This was my second workout today! First was: 10 Minute Standing Ab Workout
This workout really focuses on your thighs, hamstrings, and glutes. It helps keep everything tight, toned, and gives your butt a nice round shape. You can see in the picture at the bottom of the page (and in the video) that I got super sweaty during this workout! It’s quick but it’s tough.
You can pair this workout with any of my other videos, or repeat it several times if you want it to be your only workout of the day. I would recommend adding one of the cardio videos if you are looking for a longer, full rounded workout today.
It’s going to be a fun week so be sure to check back for plenty of new posts, and workouts!
Max reps during each 50 second interval, 10 seconds of rest in between each exercise.
1. Paw Backs (right)
2. Paw Backs (left)
3. Sit to Stand (right)
4. Sit to Stand (left)
5. Heel Raise (right)
6. Heel Raise (left)
7. Chair Squat to Traditional Squat
8. Butt Kick with Resistance Band (right)

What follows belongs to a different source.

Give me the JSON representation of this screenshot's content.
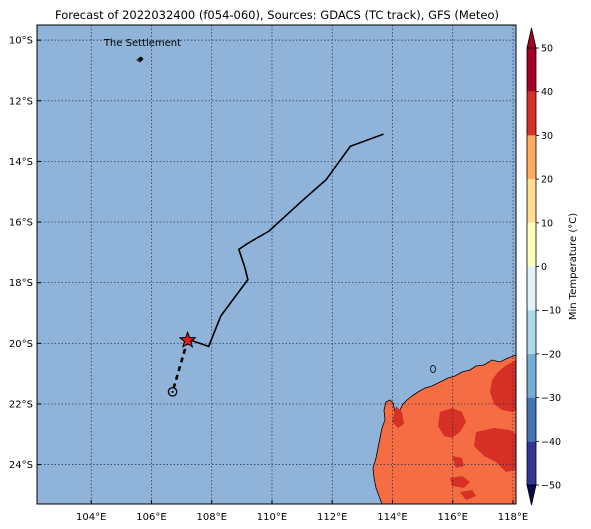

9. Butt Kick with Resistance Band (left)
10. Seated Toe Taps
2 thoughts on “Standing Workout Thighs, Hamstrings, and Glutes (Real Time)”
Thank you, for the standing thigh workout, hamstrings, glut. I had a pain on leg for 5 months. My son said mom you need to exersice. So I went to Pinterest and you. As soon as I started doing the workout I notice my leg was not hurting as much. I was told they noted a bugling disc. I am doing the workout. Thank you
Thank you for the awesome workouts! I was in a rut with exercising and Your workouts are energizing. Tough too! I hope I continue to gain strength to complete the more difficult ones! Thank you!!